A temporary treatment centre at Norfolk’s biggest hospital is facing its first full weekend test as health bosses look for a way to relieve pressure on its busy accident and emergency department.

The urgent care centre at the Norfolk and Norwich University Hospital has been set up to treat patients attending A&E with minor illnesses or injuries, with the aim of freeing up specialist doctors to deal with those with more serious conditions.

The custom-built centre, formed of three transporters parked at the doors of A&E, opened on Monday and will be there until March 31 for a 10-week trial, staffed by GPs, nurses and therapists from Norfolk’s community healthcare trust, mental health nurses and social workers.

Early indications from this week and two trials in November and December show that around one in five A&E patients has been referred to the temporary centre – around 20 a day – which A&E managers say has been enough to create a noticeable difference in acute care.

Chris Carney, associate medical director of Norfolk community health & care trust, at the N&N's new urgent care centre attached to the accident & emergency unit.

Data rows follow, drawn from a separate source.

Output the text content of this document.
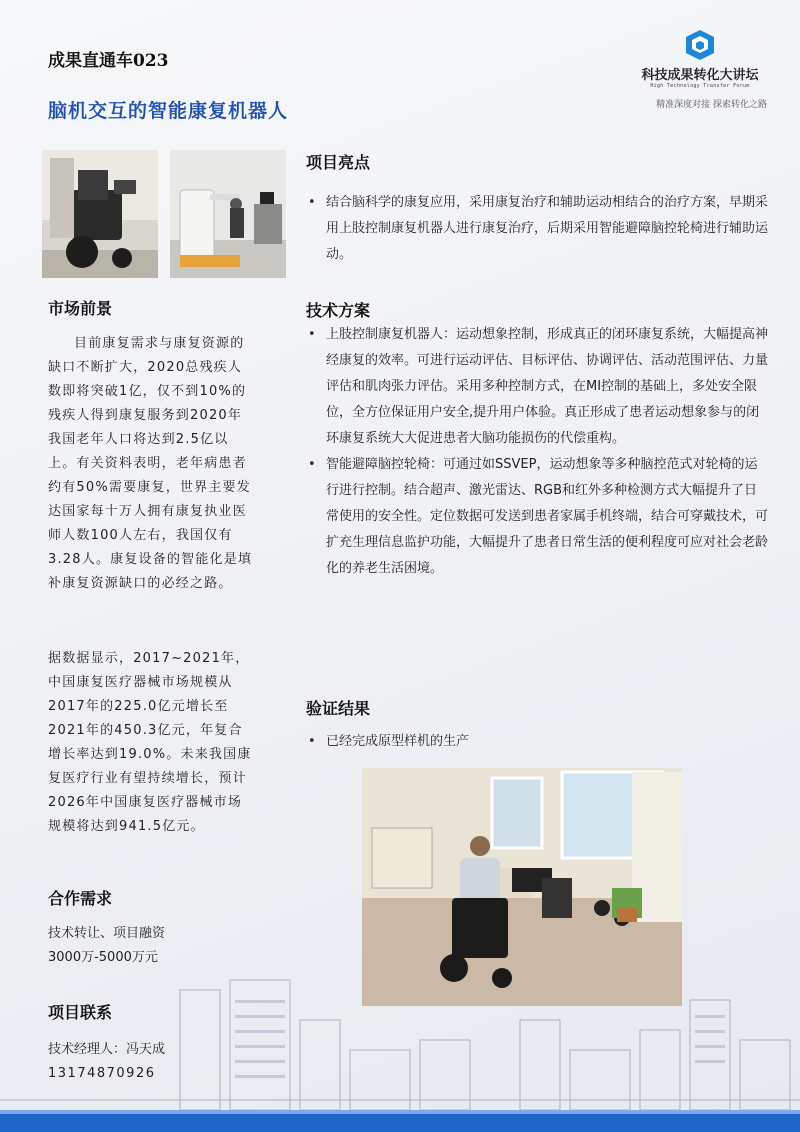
成果直通车023
脑机交互的智能康复机器人
科技成果转化大讲坛
High Technology Transfer Forum
精准深度对接 探索转化之路
市场前景
目前康复需求与康复资源的缺口不断扩大，2020总残疾人数即将突破1亿，仅不到10%的残疾人得到康复服务到2020年我国老年人口将达到2.5亿以上。有关资料表明，老年病患者约有50%需要康复，世界主要发达国家每十万人拥有康复执业医师人数100人左右，我国仅有3.28人。康复设备的智能化是填补康复资源缺口的必经之路。
据数据显示，2017~2021年，中国康复医疗器械市场规模从2017年的225.0亿元增长至2021年的450.3亿元，年复合增长率达到19.0%。未来我国康复医疗行业有望持续增长，预计2026年中国康复医疗器械市场规模将达到941.5亿元。
合作需求
技术转让、项目融资
3000万-5000万元
项目联系
技术经理人：冯天成
13174870926
项目亮点
• 结合脑科学的康复应用，采用康复治疗和辅助运动相结合的治疗方案，早期采用上肢控制康复机器人进行康复治疗，后期采用智能避障脑控轮椅进行辅助运动。
技术方案
• 上肢控制康复机器人：运动想象控制，形成真正的闭环康复系统，大幅提高神经康复的效率。可进行运动评估、目标评估、协调评估、活动范围评估、力量评估和肌肉张力评估。采用多种控制方式，在MI控制的基础上，多处安全限位，全方位保证用户安全,提升用户体验。真正形成了患者运动想象参与的闭环康复系统大大促进患者大脑功能损伤的代偿重构。
• 智能避障脑控轮椅：可通过如SSVEP，运动想象等多种脑控范式对轮椅的运行进行控制。结合超声、激光雷达、RGB和红外多种检测方式大幅提升了日常使用的安全性。定位数据可发送到患者家属手机终端，结合可穿戴技术，可扩充生理信息监护功能，大幅提升了患者日常生活的便利程度可应对社会老龄化的养老生活困境。
验证结果
• 已经完成原型样机的生产
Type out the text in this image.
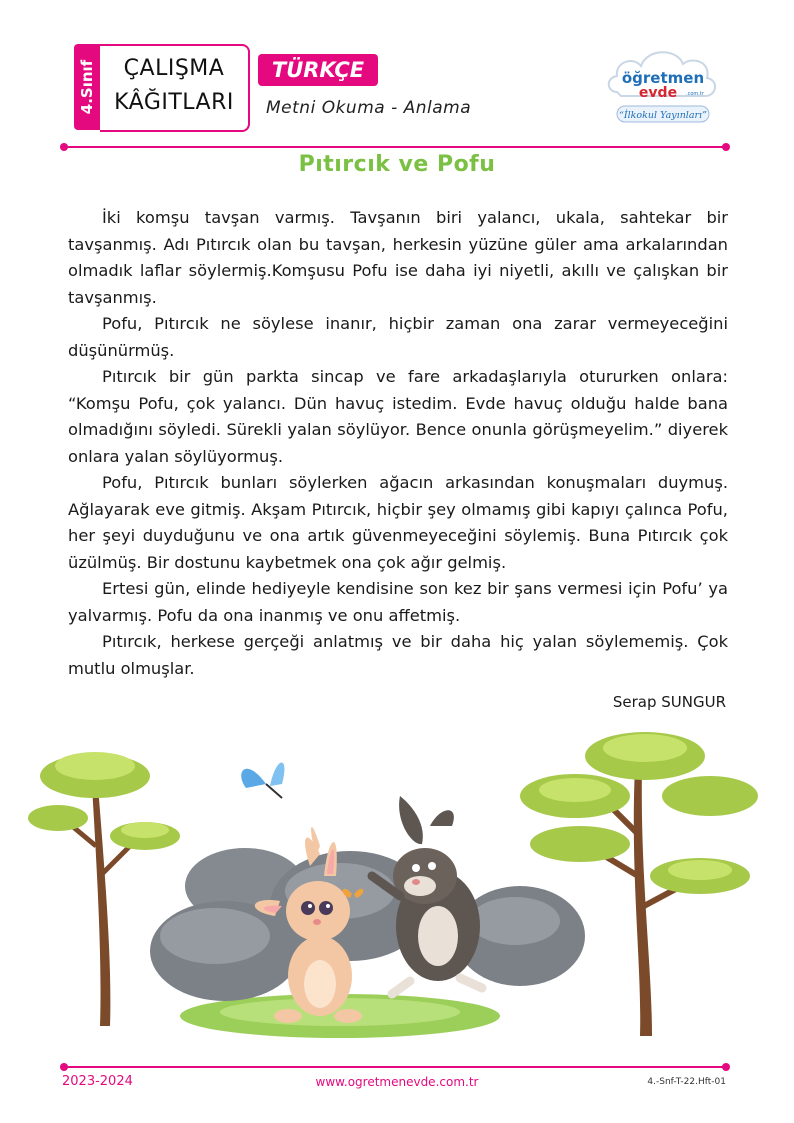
4.Sınıf	ÇALIŞMA
KÂĞITLARI
TÜRKÇE
Metni Okuma - Anlama
öğretmen
evde .com.tr
“İlkokul Yayınları”
Pıtırcık ve Pofu

İki komşu tavşan varmış. Tavşanın biri yalancı, ukala, sahtekar bir tavşanmış. Adı Pıtırcık olan bu tavşan, herkesin yüzüne güler ama arkalarından olmadık laflar söylermiş.Komşusu Pofu ise daha iyi niyetli, akıllı ve çalışkan bir tavşanmış.

Pofu, Pıtırcık ne söylese inanır, hiçbir zaman ona zarar vermeyeceğini düşünürmüş.

Pıtırcık bir gün parkta sincap ve fare arkadaşlarıyla otururken onlara: “Komşu Pofu, çok yalancı. Dün havuç istedim. Evde havuç olduğu halde bana olmadığını söyledi. Sürekli yalan söylüyor. Bence onunla görüşmeyelim.” diyerek onlara yalan söylüyormuş.

Pofu, Pıtırcık bunları söylerken ağacın arkasından konuşmaları duymuş. Ağlayarak eve gitmiş. Akşam Pıtırcık, hiçbir şey olmamış gibi kapıyı çalınca Pofu, her şeyi duyduğunu ve ona artık güvenmeyeceğini söylemiş. Buna Pıtırcık çok üzülmüş. Bir dostunu kaybetmek ona çok ağır gelmiş.

Ertesi gün, elinde hediyeyle kendisine son kez bir şans vermesi için Pofu’ ya yalvarmış. Pofu da ona inanmış ve onu affetmiş.

Pıtırcık, herkese gerçeği anlatmış ve bir daha hiç yalan söylememiş. Çok mutlu olmuşlar.

Serap SUNGUR
2023-2024	www.ogretmenevde.com.tr	4.-Snf-T-22.Hft-01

Photo: Bill SmithChris Carney, associate medical director of Norfolk community health & care trust, at the N&N's new urgent care centre attached to the accident & emergency unit. Photo: Bill Smith

Care staff are also on hand to arrange community support for those who can return home quickly.

Chris Carney, associate medical director of Norfolk Community Health and Care NHS Trust, said the emphasis of the scheme was on collaboration and co-operation.

“This innovative unit brings our staff closer to their hospital-based colleagues and shows how health and care teams can work together to provide the best care for patients, using each organisation’s best talents,” he said.

“This will also help to take pressure off the hospital, so their staff can focus on looking after people who really need their support – those who are seriously ill or injured.”

He said if it proved a success, the facility could return next year, or be included in the rebuilding plans for A&E at the N&N.

The hospital and East of England Ambulance Service Trust have been under pressure to remedy slow turnaround times, which has led to ambulances lining up at the doors to discharge patients to A&E.

Last March, the EDP reported on a night when all of the Norwich area’s 17 ambulances were caught in a queue at the N&N. On April 1, concerned paramedics set up a tent outside the hospital in case patients needed urgent care as their ambulances waited in a three-hour queue.

The new centre is part of a £1.6m investment from NHS England, and has been commissioned by three Norfolk Clinical Commissioning Groups, as part of Project Domino, which aims to alleviate pressure on urgent healthcare services.

A&E matron Kirsty Walker said: “This is one of many initiatives to see what we can do to relieve pressure on A&E departments across the country. In the trials, we were seeing about 20pc of patients being sent to a primary care doctor – and that did make a difference to A&E.”

The centre is open seven days a week, from 10am to 10pm.